# Getting list of similar concepts

### This notebook is based on 'Similarity metrics but it iterates over multiple input concepts.

# Measuring Semantic Similarity

This program measure the similarity between pairs of words from the McRae's dataset. First it uses the HD Computing approach and then compares it with similarity metrics from the NLTK library.

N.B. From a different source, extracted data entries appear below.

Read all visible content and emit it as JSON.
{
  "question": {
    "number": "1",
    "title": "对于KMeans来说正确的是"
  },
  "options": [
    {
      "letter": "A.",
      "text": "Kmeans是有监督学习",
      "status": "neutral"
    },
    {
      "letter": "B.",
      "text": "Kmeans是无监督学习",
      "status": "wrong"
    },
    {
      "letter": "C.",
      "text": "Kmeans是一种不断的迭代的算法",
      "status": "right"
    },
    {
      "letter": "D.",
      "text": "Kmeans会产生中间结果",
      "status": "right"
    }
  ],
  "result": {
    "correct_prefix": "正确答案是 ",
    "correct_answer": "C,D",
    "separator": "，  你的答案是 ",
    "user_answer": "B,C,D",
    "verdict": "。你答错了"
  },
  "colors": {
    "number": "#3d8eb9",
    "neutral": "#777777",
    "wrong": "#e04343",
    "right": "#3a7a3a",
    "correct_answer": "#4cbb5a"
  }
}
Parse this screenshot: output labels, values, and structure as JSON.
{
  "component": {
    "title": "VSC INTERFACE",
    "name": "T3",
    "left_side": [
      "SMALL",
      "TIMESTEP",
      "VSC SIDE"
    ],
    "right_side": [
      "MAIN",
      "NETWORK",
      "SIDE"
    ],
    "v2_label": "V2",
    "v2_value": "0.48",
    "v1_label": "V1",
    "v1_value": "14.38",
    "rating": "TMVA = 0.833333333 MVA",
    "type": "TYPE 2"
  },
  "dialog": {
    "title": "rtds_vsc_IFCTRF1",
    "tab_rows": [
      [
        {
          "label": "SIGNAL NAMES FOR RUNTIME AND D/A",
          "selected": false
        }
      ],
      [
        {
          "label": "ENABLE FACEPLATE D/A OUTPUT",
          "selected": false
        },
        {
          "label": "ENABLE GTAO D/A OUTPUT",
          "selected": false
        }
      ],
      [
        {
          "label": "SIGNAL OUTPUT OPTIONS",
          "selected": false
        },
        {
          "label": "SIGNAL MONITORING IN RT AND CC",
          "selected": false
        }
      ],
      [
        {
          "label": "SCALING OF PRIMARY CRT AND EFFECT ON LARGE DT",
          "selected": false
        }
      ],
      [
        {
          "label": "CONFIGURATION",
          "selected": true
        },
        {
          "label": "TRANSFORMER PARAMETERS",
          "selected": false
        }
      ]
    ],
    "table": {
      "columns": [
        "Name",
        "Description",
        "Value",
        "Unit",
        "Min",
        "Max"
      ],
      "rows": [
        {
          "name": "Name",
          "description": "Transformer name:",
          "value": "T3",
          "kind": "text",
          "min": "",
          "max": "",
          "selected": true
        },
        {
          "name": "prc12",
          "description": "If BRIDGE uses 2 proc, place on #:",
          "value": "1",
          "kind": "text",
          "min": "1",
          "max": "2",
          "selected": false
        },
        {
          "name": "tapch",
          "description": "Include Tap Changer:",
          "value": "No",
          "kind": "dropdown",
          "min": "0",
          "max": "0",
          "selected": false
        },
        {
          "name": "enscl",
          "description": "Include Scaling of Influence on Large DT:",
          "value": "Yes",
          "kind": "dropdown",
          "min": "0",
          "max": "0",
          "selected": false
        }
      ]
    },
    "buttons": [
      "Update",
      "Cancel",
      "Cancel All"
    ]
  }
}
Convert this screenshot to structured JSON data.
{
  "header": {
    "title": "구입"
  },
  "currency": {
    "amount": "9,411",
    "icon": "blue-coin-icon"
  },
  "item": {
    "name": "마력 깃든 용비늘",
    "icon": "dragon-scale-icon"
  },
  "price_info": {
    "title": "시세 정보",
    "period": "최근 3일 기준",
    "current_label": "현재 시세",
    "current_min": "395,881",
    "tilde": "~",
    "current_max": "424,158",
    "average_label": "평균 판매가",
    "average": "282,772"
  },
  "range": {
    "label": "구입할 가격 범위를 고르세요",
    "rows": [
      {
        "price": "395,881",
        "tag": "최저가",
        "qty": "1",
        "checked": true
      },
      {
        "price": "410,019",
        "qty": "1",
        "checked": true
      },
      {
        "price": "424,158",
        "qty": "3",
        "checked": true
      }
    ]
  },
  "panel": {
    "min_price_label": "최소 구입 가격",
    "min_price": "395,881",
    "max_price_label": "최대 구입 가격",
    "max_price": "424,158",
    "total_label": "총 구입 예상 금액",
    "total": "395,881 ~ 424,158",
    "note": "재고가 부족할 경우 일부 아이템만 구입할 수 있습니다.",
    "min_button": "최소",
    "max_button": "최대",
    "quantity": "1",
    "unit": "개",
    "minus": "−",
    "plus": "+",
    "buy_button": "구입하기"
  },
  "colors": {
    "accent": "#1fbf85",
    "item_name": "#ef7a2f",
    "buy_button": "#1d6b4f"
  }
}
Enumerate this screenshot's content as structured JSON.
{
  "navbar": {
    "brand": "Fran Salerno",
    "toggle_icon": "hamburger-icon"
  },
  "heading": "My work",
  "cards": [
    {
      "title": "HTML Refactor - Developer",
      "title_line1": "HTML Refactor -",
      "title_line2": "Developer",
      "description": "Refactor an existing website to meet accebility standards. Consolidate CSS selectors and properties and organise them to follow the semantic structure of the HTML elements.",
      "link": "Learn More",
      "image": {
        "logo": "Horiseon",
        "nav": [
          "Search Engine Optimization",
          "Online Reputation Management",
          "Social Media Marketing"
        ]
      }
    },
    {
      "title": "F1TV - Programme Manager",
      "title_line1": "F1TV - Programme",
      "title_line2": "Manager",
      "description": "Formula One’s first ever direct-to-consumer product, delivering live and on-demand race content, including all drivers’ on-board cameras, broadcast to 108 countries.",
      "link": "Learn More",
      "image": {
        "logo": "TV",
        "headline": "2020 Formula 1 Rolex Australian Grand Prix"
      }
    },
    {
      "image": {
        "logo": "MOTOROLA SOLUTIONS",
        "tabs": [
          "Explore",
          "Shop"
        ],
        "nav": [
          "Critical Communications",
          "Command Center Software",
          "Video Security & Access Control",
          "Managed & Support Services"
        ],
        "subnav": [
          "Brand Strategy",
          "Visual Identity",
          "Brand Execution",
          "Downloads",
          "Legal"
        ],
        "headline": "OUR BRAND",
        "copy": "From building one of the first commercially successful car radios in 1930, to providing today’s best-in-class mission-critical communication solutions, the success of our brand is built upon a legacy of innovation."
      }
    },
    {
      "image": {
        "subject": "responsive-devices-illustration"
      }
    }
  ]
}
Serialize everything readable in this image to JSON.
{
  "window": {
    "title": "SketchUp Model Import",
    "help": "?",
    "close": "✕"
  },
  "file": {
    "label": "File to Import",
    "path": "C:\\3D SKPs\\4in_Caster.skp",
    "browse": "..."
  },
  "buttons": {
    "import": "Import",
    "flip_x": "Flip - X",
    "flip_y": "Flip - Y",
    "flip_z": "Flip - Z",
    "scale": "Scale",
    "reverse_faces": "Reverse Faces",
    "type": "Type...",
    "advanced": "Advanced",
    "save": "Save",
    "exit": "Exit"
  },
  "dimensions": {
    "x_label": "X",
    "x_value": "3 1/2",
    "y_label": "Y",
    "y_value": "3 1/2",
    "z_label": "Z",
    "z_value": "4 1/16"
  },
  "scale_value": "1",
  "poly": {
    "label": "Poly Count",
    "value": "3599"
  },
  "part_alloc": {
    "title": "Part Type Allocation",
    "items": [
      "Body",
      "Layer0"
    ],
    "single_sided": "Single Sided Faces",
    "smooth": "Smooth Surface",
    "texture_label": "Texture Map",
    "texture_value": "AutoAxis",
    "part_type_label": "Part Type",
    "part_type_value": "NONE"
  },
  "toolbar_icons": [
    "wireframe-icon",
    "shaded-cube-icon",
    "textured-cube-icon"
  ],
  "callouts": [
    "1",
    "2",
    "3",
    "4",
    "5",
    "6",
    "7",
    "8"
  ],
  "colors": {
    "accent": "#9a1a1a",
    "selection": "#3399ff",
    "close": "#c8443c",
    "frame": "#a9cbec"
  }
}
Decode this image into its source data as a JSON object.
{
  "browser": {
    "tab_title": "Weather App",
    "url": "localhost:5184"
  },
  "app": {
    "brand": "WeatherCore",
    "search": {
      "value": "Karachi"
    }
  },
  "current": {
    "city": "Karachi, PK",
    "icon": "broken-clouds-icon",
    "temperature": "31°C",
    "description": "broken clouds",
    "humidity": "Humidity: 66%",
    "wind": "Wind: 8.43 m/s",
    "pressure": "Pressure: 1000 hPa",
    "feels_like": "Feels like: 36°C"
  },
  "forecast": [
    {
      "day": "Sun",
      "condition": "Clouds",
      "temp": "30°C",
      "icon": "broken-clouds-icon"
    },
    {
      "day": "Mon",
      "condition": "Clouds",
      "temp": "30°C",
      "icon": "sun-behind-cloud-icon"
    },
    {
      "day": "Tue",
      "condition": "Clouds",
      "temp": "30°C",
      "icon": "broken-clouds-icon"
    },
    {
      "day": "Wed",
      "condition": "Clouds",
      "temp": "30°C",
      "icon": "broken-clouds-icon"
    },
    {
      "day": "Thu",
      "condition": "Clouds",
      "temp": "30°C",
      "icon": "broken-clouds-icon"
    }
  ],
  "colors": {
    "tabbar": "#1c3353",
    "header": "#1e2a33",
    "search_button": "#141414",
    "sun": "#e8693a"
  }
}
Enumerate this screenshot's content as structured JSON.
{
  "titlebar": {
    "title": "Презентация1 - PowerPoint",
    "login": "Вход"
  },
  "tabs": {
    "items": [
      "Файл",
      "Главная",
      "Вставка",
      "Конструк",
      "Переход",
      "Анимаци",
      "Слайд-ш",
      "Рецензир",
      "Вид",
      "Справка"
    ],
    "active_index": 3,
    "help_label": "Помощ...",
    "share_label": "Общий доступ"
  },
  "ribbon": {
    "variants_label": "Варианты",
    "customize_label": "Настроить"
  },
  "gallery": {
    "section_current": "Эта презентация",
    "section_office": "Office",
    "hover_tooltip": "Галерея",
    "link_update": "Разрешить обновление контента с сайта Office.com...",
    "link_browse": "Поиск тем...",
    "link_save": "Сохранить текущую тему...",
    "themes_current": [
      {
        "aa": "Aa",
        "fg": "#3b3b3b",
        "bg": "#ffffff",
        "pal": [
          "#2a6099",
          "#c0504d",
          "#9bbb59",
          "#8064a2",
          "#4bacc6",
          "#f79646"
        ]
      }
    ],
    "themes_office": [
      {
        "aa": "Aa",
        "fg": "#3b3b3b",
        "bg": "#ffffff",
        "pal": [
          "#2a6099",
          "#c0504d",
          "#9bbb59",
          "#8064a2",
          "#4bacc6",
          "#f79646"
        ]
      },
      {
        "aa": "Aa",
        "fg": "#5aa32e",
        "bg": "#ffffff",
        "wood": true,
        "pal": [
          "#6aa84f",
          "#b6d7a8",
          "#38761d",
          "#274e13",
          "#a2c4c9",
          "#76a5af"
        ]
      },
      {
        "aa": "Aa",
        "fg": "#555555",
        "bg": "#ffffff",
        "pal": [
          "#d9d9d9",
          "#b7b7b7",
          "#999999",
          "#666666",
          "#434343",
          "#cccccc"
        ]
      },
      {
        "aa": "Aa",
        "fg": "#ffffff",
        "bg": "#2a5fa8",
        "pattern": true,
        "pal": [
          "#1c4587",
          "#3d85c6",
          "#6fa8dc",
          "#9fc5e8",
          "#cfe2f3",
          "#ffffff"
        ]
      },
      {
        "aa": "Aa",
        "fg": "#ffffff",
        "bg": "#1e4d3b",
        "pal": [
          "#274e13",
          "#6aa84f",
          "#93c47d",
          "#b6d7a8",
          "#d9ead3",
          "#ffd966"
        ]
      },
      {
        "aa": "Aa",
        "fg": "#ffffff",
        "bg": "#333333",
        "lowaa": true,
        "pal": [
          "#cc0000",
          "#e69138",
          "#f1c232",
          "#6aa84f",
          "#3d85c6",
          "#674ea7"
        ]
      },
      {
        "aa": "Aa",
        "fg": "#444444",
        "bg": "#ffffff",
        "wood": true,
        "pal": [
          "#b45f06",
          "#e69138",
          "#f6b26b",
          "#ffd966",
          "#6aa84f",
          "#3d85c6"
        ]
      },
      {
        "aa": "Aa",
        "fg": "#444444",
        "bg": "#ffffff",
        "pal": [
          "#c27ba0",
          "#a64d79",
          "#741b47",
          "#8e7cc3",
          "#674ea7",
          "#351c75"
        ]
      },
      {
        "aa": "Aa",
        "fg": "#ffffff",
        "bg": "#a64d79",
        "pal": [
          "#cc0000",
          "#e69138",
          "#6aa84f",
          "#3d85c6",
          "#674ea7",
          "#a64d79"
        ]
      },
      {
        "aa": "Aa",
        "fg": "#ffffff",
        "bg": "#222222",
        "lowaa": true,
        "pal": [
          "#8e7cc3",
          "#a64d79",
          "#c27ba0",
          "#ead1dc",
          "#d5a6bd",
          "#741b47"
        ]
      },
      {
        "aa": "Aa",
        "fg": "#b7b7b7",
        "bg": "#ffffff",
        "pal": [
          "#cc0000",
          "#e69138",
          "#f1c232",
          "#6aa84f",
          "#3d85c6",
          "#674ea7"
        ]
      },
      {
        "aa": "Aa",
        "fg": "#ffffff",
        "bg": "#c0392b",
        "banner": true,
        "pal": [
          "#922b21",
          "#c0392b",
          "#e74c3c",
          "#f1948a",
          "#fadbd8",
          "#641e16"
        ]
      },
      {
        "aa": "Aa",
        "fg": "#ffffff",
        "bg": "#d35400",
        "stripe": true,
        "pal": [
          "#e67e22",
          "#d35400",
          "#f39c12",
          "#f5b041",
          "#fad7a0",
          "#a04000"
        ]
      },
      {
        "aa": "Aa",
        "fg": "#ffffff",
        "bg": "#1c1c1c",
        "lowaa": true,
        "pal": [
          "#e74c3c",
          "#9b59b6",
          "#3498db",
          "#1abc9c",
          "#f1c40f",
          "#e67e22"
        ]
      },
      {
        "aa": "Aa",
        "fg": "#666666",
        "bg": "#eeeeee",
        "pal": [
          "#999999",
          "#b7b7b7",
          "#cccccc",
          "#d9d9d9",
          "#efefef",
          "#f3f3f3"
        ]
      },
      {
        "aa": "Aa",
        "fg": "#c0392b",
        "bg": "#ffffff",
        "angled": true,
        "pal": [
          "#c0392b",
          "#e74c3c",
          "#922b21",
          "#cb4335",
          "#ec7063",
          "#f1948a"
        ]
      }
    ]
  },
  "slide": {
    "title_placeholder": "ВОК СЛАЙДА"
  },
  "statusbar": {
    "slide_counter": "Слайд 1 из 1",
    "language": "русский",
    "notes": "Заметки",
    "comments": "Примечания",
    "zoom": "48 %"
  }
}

### Importing libraries and HD computing functions

In [9]:
import pandas as pd
import nltk
#nltk.download('wordnet')
#nltk.download('wordnet_ic')
from nltk.corpus import wordnet as wn
from nltk.corpus import wordnet_ic

%run HDComputing_basics.ipynb


#pathh = '../McRaedataset/'
pathh = ''

### Functions for reading dataset

In [10]:
def TranslateFeats(ListFeat):
    "It receives a list of features such as ['is_blue', 'is_rectangular'] and it returns: [['color','blue'], ['shape','rectangular']"
    # Dataframe for excel document
    df = pd.read_excel(pathh + 'FEATS_brm.xlsx') #../McRaedataset/FEATS_brm.xlsx')
    ListPairs = []
    for feat in ListFeat:
        # Row for feature...
        row = df.loc[df['Feature'] == feat]       
        # Look for values in vec_feat and vec_value
        ListPairs.append([str(row['feat_name'].tolist()[0]), str(row['feat_value'].tolist()[0])])       
    return ListPairs

def ReadDefinitions():
    "Given an xlsx file it returns all the concepts feature values as they appear in the original dataset"
    #Dataframe for excel document
    df = pd.read_excel( pathh + 'CONCS_FEATS_concstats_brm.xlsx') #../McRaeDataset/CONCS_FEATS_concstats_brm.xlsx') #MINI_
    #Create a list with all concept names
    names = set(df['Concept'])
    # Extract list of features for each name
    Concepts = []
    for n in names:
        row = df.loc[df['Concept'] == n]
        Concepts.append([str(n), map(str,list(row['Feature']))])
    return Concepts

def ClosestConcepts (concept, nc):
    "Given a concept label this function reads the distance matrix from McRae's and returns the 'nc' closests concepts in a list"
    # Excel document to data frame...
    try:
        df = pd.read_excel(pathh + 'cos_matrix_brm_IFR.xlsx','1st_200') #../McRaeDataset/cos_matrix_brm_IFR.xlsx', '1st_200')
        ordered = df.sort_values(by=concept, ascending=False)[['CONCEPT', concept]]
    except: 
        try:
            df = pd.read_excel(pathh + 'cos_matrix_brm_IFR.xlsx','2nd_200') # ('../McRaeDataset/cos_matrix_brm_IFR.xlsx', '2nd_200')
            ordered = df.sort_values(by=concept, ascending=False)[['CONCEPT', concept]]
        except:
            df = pd.read_excel(pathh + 'cos_matrix_brm_IFR.xlsx','last_141') #('../McRaeDataset/cos_matrix_brm_IFR.xlsx', 'last_141')
            ordered = df.sort_values(by=concept, ascending=False)[['CONCEPT', concept]]
    
    L1 = list(ordered['CONCEPT'][0:nc])
    L1 = map(str, L1)
    L2 = zip(L1,list(ordered[concept][0:nc]))
    L2 = map(list, L2)
    
    return L2

### Creating definitions dictionary

In [11]:
def CreateDictionary():
    global Dict_defs
    data = ReadDefinitions()
    for concept in data:
        Dict_defs[concept[0]] = TranslateFeats(concept[1])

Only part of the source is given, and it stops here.